Le Pakistan, l'Argentine, le Bangladesh, l'Égypte, l'Indonésie et le Kenya sont quelques-uns des pays souhaitant le lancement de négociations, a expliqué un responsable de l'OMC.

0,3%
des doses de vaccin anti-covid
Seulement 0,3% des 1,9 milliard de doses de vaccin anti-covid ont été administrées dans les 29 pays les plus pauvres du monde

En revanche, l'UE a indiqué que la priorité était plutôt à l'augmentation de la production et à la levée des restrictions à l'exportation des composants des vaccins. Notons, toutefois, qu'un débat au Parlement européen avait révélé, il y a deux semaines environ, un profond clivage gauche-droite sur la question de la suspension des brevets.

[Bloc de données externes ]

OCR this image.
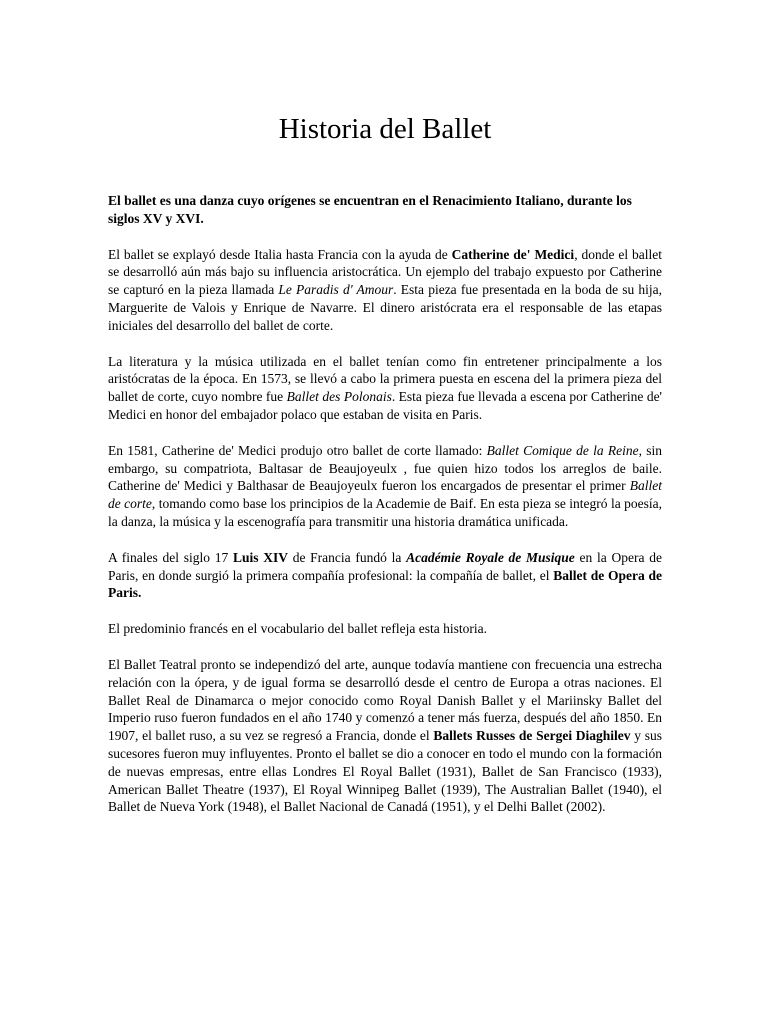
Historia del Ballet

El ballet es una danza cuyo orígenes se encuentran en el Renacimiento Italiano, durante los siglos XV y XVI.

El ballet se explayó desde Italia hasta Francia con la ayuda de Catherine de' Medici, donde el ballet se desarrolló aún más bajo su influencia aristocrática. Un ejemplo del trabajo expuesto por Catherine se capturó en la pieza llamada Le Paradis d' Amour. Esta pieza fue presentada en la boda de su hija, Marguerite de Valois y Enrique de Navarre. El dinero aristócrata era el responsable de las etapas iniciales del desarrollo del ballet de corte.

La literatura y la música utilizada en el ballet tenían como fin entretener principalmente a los aristócratas de la época. En 1573, se llevó a cabo la primera puesta en escena del la primera pieza del ballet de corte, cuyo nombre fue Ballet des Polonais. Esta pieza fue llevada a escena por Catherine de' Medici en honor del embajador polaco que estaban de visita en Paris.

En 1581, Catherine de' Medici produjo otro ballet de corte llamado: Ballet Comique de la Reine, sin embargo, su compatriota, Baltasar de Beaujoyeulx , fue quien hizo todos los arreglos de baile. Catherine de' Medici y Balthasar de Beaujoyeulx fueron los encargados de presentar el primer Ballet de corte, tomando como base los principios de la Academie de Baif. En esta pieza se integró la poesía, la danza, la música y la escenografía para transmitir una historia dramática unificada.

A finales del siglo 17 Luis XIV de Francia fundó la Académie Royale de Musique en la Opera de Paris, en donde surgió la primera compañía profesional: la compañía de ballet, el Ballet de Opera de Paris.

El predominio francés en el vocabulario del ballet refleja esta historia.

El Ballet Teatral pronto se independizó del arte, aunque todavía mantiene con frecuencia una estrecha relación con la ópera, y de igual forma se desarrolló desde el centro de Europa a otras naciones. El Ballet Real de Dinamarca o mejor conocido como Royal Danish Ballet y el Mariinsky Ballet del Imperio ruso fueron fundados en el año 1740 y comenzó a tener más fuerza, después del año 1850. En 1907, el ballet ruso, a su vez se regresó a Francia, donde el Ballets Russes de Sergei Diaghilev y sus sucesores fueron muy influyentes. Pronto el ballet se dio a conocer en todo el mundo con la formación de nuevas empresas, entre ellas Londres El Royal Ballet (1931), Ballet de San Francisco (1933), American Ballet Theatre (1937), El Royal Winnipeg Ballet (1939), The Australian Ballet (1940), el Ballet de Nueva York (1948), el Ballet Nacional de Canadá (1951), y el Delhi Ballet (2002).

De leur côté, les États-Unis ont fait savoir qu'ils étaient ouverts à l'ouverture de négociations sur n'importe quelle proposition permettant de trouver une solution à la pénurie de vaccins actuelle. La Chine a indiqué, quant à elle, son désir d'avancer sur ce dossier, la proposition initiale sur ce sujet ayant été soumise en octobre dernier.

Changement d'attitude

Plus de 1,9 milliard de doses de vaccin anti-covid ont déjà été injectées dans le monde, selon un décompte de l'AFP. Mais seulement 0,3% de ce total a été administré dans les 29 pays les plus pauvres, où se trouve pourtant 9% de la population mondiale.

Les défenseurs de la levée des brevets sur les vaccins estiment qu'elle permettra d'augmenter sensiblement leur production dans les pays les plus pauvres.
Les pays riches et leurs industries pharmaceutiques s'y sont, quant à eux, toujours opposés. Leurs positions ont toutefois évolué à la faveur d'un changement d'attitude des États-Unis, désormais prêts à envisager cette levée des brevets.